Eigentlich wollte ich als Nächstes zum Milford Sound fahren, aber die Wettervorhersage zeigt dort viel Regen in den nächsten beiden Tagen, dann ist es einen Tag sonnig, bevor es wieder regnet. Ich ändere also meinen Plan entsprechend und fahre zunächst erstmal nach Bluff / Motupōhue. Das ist das Gute daran, wenn man nicht vorgebucht hat und flexibel sein kann. Erstmal genieße ich aber noch etwas die Zeit am See.

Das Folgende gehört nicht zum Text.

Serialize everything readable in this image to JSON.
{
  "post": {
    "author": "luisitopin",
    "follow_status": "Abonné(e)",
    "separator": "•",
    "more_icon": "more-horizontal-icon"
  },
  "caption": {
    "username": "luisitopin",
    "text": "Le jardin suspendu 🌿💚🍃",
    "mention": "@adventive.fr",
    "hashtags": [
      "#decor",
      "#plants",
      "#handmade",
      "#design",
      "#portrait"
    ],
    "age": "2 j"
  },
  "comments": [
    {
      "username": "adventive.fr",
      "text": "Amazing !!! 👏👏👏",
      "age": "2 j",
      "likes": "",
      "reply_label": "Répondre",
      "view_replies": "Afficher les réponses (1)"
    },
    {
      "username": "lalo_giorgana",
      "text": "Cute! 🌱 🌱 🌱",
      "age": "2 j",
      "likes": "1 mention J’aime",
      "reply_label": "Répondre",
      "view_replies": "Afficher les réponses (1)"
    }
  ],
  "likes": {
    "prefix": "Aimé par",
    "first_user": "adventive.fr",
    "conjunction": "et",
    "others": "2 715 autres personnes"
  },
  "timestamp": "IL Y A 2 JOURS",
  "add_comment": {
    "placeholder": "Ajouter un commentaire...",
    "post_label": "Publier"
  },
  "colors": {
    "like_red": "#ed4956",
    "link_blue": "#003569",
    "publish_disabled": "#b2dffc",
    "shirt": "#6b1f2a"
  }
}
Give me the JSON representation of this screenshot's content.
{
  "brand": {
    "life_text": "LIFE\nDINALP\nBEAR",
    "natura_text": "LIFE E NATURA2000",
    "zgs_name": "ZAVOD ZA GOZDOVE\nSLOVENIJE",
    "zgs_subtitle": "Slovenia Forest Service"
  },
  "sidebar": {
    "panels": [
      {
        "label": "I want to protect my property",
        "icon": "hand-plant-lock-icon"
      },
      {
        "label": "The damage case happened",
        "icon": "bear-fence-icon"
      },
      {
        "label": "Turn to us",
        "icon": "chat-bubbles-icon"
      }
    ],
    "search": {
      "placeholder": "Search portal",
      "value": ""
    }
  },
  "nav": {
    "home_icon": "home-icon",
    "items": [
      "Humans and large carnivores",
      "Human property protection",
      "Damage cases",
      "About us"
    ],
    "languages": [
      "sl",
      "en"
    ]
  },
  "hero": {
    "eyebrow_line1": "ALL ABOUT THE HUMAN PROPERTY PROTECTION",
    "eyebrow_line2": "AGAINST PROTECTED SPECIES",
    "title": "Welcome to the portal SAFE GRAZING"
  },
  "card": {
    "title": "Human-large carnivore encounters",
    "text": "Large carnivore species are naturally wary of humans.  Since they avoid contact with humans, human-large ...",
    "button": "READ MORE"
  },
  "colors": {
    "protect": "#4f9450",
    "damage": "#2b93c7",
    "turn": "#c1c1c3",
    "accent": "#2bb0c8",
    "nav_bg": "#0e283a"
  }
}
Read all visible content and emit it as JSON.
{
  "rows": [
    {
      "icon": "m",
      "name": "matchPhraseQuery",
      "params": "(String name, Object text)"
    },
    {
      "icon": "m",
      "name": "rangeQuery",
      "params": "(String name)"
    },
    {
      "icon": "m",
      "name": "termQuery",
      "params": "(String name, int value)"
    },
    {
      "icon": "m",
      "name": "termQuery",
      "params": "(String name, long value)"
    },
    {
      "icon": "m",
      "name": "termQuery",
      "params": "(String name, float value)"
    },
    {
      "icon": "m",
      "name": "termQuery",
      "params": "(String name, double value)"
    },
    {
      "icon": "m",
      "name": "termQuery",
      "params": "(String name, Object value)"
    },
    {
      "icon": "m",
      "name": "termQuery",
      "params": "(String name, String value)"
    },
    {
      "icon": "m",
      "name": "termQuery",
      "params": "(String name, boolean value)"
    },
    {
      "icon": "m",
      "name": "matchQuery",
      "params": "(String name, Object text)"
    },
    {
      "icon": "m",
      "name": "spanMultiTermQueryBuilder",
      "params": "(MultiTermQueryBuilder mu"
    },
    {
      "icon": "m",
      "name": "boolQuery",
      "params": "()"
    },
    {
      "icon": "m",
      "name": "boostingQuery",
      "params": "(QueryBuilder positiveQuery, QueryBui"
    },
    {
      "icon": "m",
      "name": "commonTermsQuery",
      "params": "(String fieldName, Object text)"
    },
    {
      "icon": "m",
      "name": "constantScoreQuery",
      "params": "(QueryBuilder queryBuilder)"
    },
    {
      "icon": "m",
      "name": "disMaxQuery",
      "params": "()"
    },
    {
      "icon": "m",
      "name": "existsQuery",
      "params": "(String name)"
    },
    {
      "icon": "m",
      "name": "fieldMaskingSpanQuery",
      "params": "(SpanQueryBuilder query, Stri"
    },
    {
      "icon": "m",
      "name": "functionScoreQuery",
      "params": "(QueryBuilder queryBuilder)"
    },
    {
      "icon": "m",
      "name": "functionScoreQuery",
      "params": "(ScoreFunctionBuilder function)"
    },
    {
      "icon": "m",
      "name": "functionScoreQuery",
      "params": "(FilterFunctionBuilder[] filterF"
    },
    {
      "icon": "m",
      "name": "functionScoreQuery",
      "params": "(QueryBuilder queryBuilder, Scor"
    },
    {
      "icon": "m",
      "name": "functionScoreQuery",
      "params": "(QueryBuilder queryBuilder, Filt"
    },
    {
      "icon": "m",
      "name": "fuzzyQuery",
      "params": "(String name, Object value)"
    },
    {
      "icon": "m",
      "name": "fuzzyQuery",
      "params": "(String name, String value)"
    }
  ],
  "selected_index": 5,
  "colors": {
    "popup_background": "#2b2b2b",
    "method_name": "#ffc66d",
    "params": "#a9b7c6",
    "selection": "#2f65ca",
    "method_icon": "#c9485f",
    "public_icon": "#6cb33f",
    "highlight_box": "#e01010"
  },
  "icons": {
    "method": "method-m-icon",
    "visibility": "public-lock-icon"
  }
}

Auf dem State Highway 6, der die Südinsel von Nord nach Süd durchquert, gelangt man über Winton und Invercargill / Waihōpai nach Bluff / Motupōhue. Der Ort hat nur knapp 2000 Einwohner und ist nicht, wie manchmal erwähnt oder vermutet, der südlichste Punkte der Südinsel. Die Gegend hier ist, wie der Name Southland Plains schon vermuten lässt, ziemlich flach und langweilig.

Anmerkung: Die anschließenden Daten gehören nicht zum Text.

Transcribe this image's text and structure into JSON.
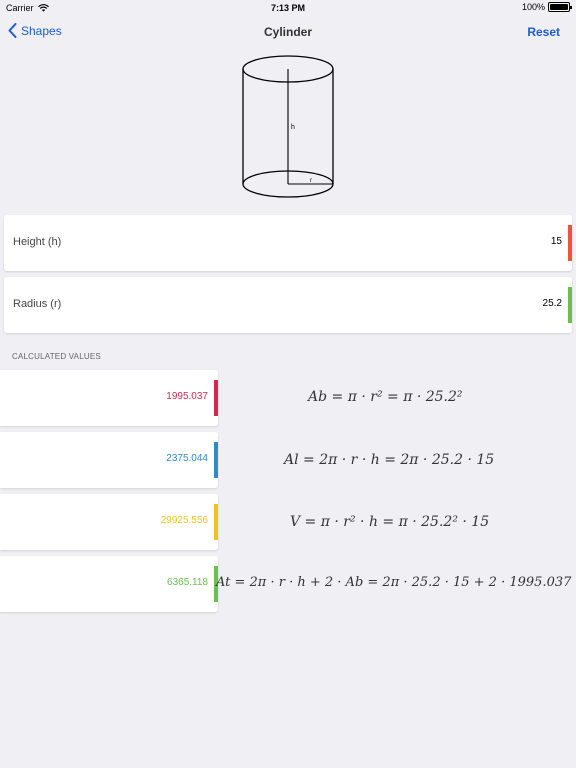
{
  "status_bar": {
    "carrier": "Carrier",
    "time": "7:13 PM",
    "battery": "100%",
    "battery_level": 1.0
  },
  "nav": {
    "back_label": "Shapes",
    "title": "Cylinder",
    "reset_label": "Reset"
  },
  "diagram": {
    "h_label": "h",
    "r_label": "r"
  },
  "inputs": [
    {
      "label": "Height (h)",
      "value": "15",
      "color": "#e8573c"
    },
    {
      "label": "Radius (r)",
      "value": "25.2",
      "color": "#6bbf4e"
    }
  ],
  "section_header": "CALCULATED VALUES",
  "results": [
    {
      "value": "1995.037",
      "color": "#d7264f"
    },
    {
      "value": "2375.044",
      "color": "#2f8bc2"
    },
    {
      "value": "29925.556",
      "color": "#f2c21b"
    },
    {
      "value": "6365.118",
      "color": "#6bbf4e"
    }
  ],
  "formulas": [
    "Ab = π · r² = π · 25.2²",
    "Al = 2π · r · h = 2π · 25.2 · 15",
    "V = π · r² · h = π · 25.2² · 15",
    "At = 2π · r · h + 2 · Ab = 2π · 25.2 · 15 + 2 · 1995.037"
  ],
  "icons": {
    "back": "chevron-left-icon",
    "wifi": "wifi-icon",
    "battery": "battery-icon"
  }
}
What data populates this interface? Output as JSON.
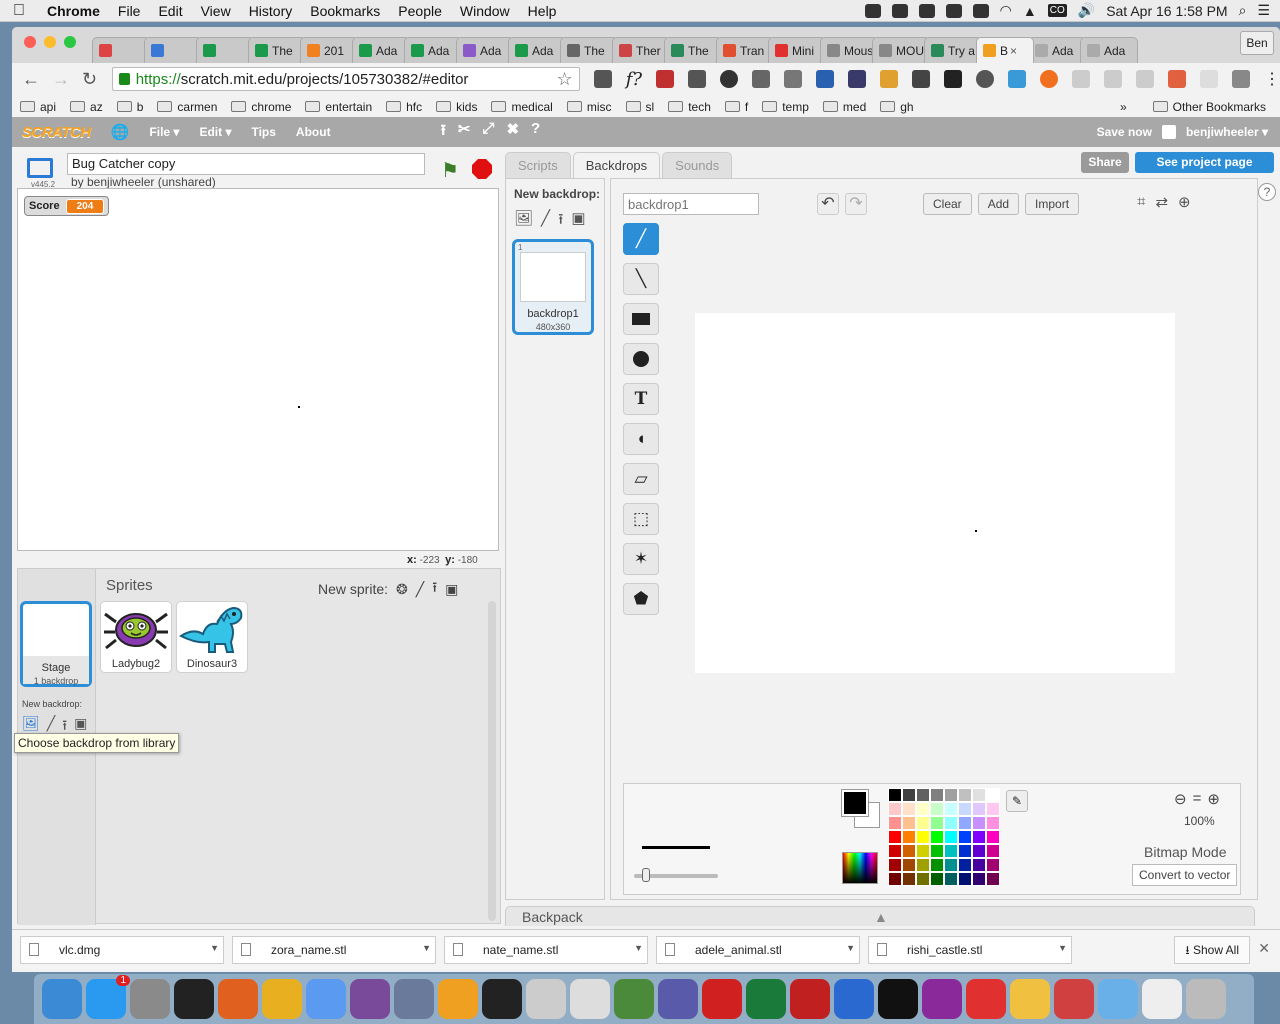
{
  "menubar": {
    "app": "Chrome",
    "items": [
      "File",
      "Edit",
      "View",
      "History",
      "Bookmarks",
      "People",
      "Window",
      "Help"
    ],
    "clock": "Sat Apr 16  1:58 PM",
    "co_badge": "CO"
  },
  "browser": {
    "tabs": [
      {
        "label": "",
        "color": "#d44"
      },
      {
        "label": "",
        "color": "#3a78d6"
      },
      {
        "label": "",
        "color": "#1a9a4a"
      },
      {
        "label": "The",
        "color": "#1a9a4a"
      },
      {
        "label": "201",
        "color": "#f08020"
      },
      {
        "label": "Ada",
        "color": "#1a9a4a"
      },
      {
        "label": "Ada",
        "color": "#1a9a4a"
      },
      {
        "label": "Ada",
        "color": "#8a5ac8"
      },
      {
        "label": "Ada",
        "color": "#1a9a4a"
      },
      {
        "label": "The",
        "color": "#666"
      },
      {
        "label": "Ther",
        "color": "#c44"
      },
      {
        "label": "The",
        "color": "#2a8a5a"
      },
      {
        "label": "Tran",
        "color": "#e05030"
      },
      {
        "label": "Mini",
        "color": "#e03030"
      },
      {
        "label": "Mous",
        "color": "#888"
      },
      {
        "label": "MOU",
        "color": "#888"
      },
      {
        "label": "Try a",
        "color": "#2a8a5a"
      },
      {
        "label": "B",
        "color": "#f0a020"
      },
      {
        "label": "Ada",
        "color": "#aaa"
      },
      {
        "label": "Ada",
        "color": "#aaa"
      }
    ],
    "profile": "Ben",
    "url_scheme": "https://",
    "url_rest": "scratch.mit.edu/projects/105730382/#editor",
    "bookmarks": [
      "api",
      "az",
      "b",
      "carmen",
      "chrome",
      "entertain",
      "hfc",
      "kids",
      "medical",
      "misc",
      "sl",
      "tech",
      "f",
      "temp",
      "med",
      "gh"
    ],
    "other_bookmarks": "Other Bookmarks",
    "chevron": "»"
  },
  "scratch_bar": {
    "logo": "SCRATCH",
    "menus": [
      "File",
      "Edit",
      "Tips",
      "About"
    ],
    "save_now": "Save now",
    "username": "benjiwheeler",
    "share": "Share",
    "see_project": "See project page"
  },
  "stage": {
    "title": "Bug Catcher copy",
    "author": "by benjiwheeler (unshared)",
    "version": "v445.2",
    "monitor_label": "Score",
    "monitor_value": "204",
    "x_label": "x:",
    "x_value": "-223",
    "y_label": "y:",
    "y_value": "-180"
  },
  "sprites_pane": {
    "header": "Sprites",
    "new_sprite_label": "New sprite:",
    "stage_label": "Stage",
    "stage_sub": "1 backdrop",
    "new_backdrop_label": "New backdrop:",
    "tooltip": "Choose backdrop from library",
    "sprites": [
      "Ladybug2",
      "Dinosaur3"
    ]
  },
  "tabs": [
    "Scripts",
    "Backdrops",
    "Sounds"
  ],
  "active_tab": "Backdrops",
  "costumes": {
    "new_backdrop_label": "New backdrop:",
    "thumb_number": "1",
    "thumb_name": "backdrop1",
    "thumb_size": "480x360"
  },
  "editor": {
    "costume_name_placeholder": "backdrop1",
    "clear": "Clear",
    "add": "Add",
    "import": "Import",
    "zoom": "100%",
    "mode": "Bitmap Mode",
    "convert": "Convert to vector",
    "backpack": "Backpack"
  },
  "palette": [
    "#000000",
    "#404040",
    "#606060",
    "#808080",
    "#a0a0a0",
    "#c0c0c0",
    "#e0e0e0",
    "#ffffff",
    "#ffc8c8",
    "#ffe0c8",
    "#ffffc8",
    "#c8ffc8",
    "#c8ffff",
    "#c8d8ff",
    "#e0c8ff",
    "#ffc8f0",
    "#ff9090",
    "#ffc090",
    "#ffff90",
    "#90ff90",
    "#90ffff",
    "#90a8ff",
    "#c890ff",
    "#ff90e0",
    "#ff0000",
    "#ff8000",
    "#ffff00",
    "#00ff00",
    "#00ffff",
    "#0040ff",
    "#8000ff",
    "#ff00c0",
    "#d00000",
    "#d06000",
    "#d0d000",
    "#00c000",
    "#00c0c0",
    "#0030d0",
    "#6000d0",
    "#d00090",
    "#a00000",
    "#a04800",
    "#a0a000",
    "#009000",
    "#009090",
    "#0020a0",
    "#4800a0",
    "#a00070",
    "#700000",
    "#703000",
    "#707000",
    "#006000",
    "#006060",
    "#001070",
    "#300070",
    "#700050"
  ],
  "downloads": [
    "vlc.dmg",
    "zora_name.stl",
    "nate_name.stl",
    "adele_animal.stl",
    "rishi_castle.stl"
  ],
  "show_all": "Show All",
  "dock_colors": [
    "#3a8ad6",
    "#2a9af0",
    "#8a8a8a",
    "#222",
    "#e06020",
    "#e8b020",
    "#5a9af0",
    "#7a4a9a",
    "#6a7a9a",
    "#f0a020",
    "#222",
    "#ccc",
    "#ddd",
    "#4a8a3a",
    "#5a5aaa",
    "#d02020",
    "#1a7a3a",
    "#c02020",
    "#2a6ad0",
    "#111",
    "#8a2a9a",
    "#e03030",
    "#f0c040",
    "#d04040",
    "#6ab0e8",
    "#eee",
    "#bbb"
  ],
  "badge_count": "1"
}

Invercargill / Waihōpai ist nicht nur die südlichste, sondern auch westlichste Stadt Neuseelands, auch wenn es von dort noch circa 160 Kilometer bis zur Westküste sind. Die Stadt ist mit knapp 60000 Einwohnern groß genug, dass es dort alles gibt, was man braucht. Bluff / Motupōhue hingegen hat nicht viel Sehenswertes. Der Ort wird bestimmt durch den Hafen und hat somit einen industriellen Charakter. Direkt an der Uferstraße steht der Bluff Kitchen Food Truck an dem ich mir um 12:30 Uhr erstmal für NZ$ 20 eine leckere Portion „Blue Cod & Chips“ hole.

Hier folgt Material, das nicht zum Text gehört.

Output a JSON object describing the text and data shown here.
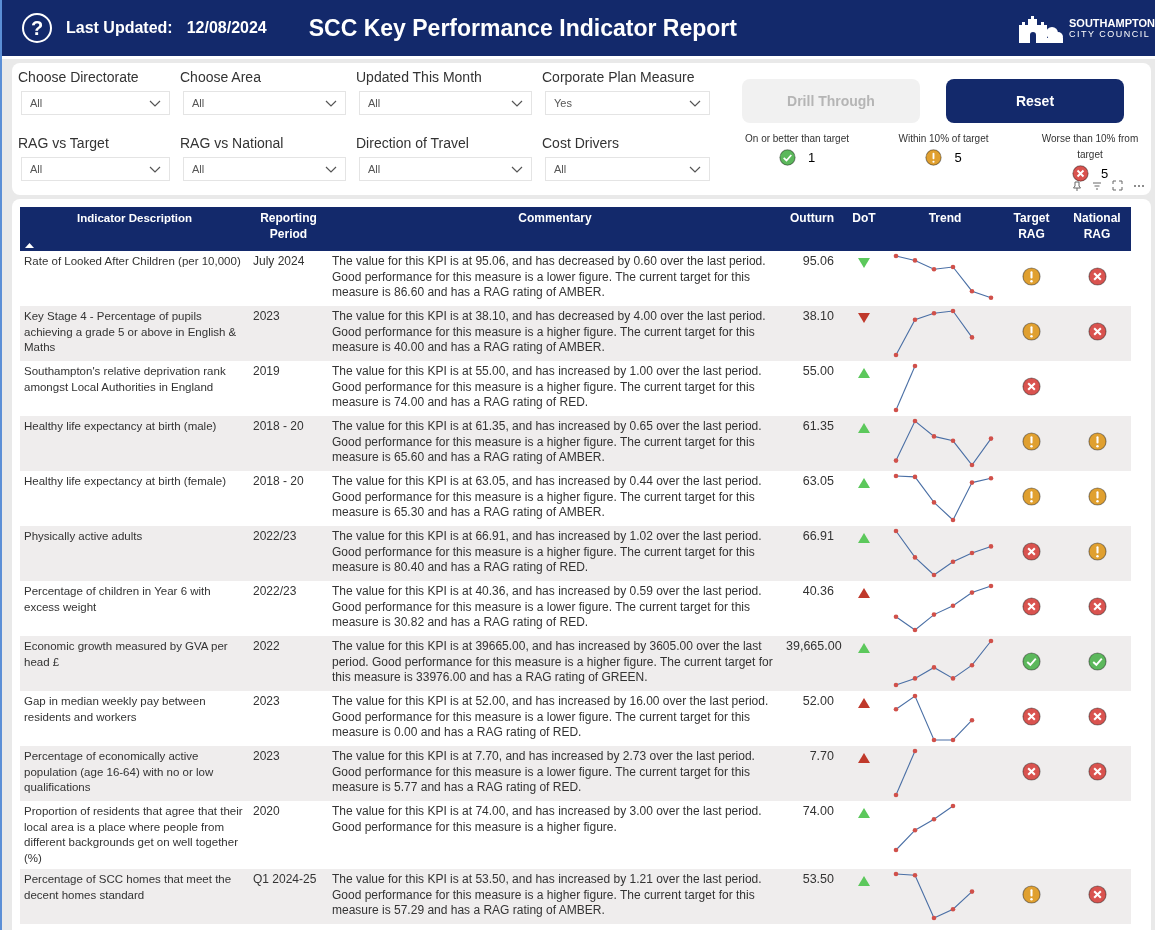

Schräg gegenüber ist ein Laden mit sehr skurrilen Figuren, der allerdings geschlossen hat. Nur ein Hund kommt an die Tür als ich durch das Fenster hineinschaue.

Am Stirling Point steht nicht nur der kleine Leuchtturm, sondern auch ein Wegweiser, der diverse Entfernungen und Richtungen anzeigt. Von hier sind es sind nur noch 4810 Kilometer bis zum Südpol, allerdings 18958 Kilometer bis nach London.
Auf einem 265 Meter hohen Hügel gibt es noch einen Aussichtspunkt. Man gelangt ganz bequem mit dem Auto bis nach oben. In einiger Entfernung sieht sogar mal einen kleinen Windpark. Der ging 2015 ans Netz und bringt im Jahr 25,2 GWh. Bis 2035 will man im Land bis zu einem Drittel des Energiebedarfs mit Wind erzeugen.

Am Nachmittag gibt es etwas Nieselregen. Mein Campingplatz ist circa 34 Kilometer östlich von Bluff, da ich aber das 20000 Hektar große Moor Awarua Wetlands umfahren muss, sind es 64 Kilometer. Gegen Abend hört der Regen zum Glück wieder auf und es gibt wieder mal einen kitschigen romantischen Sonnenuntergang.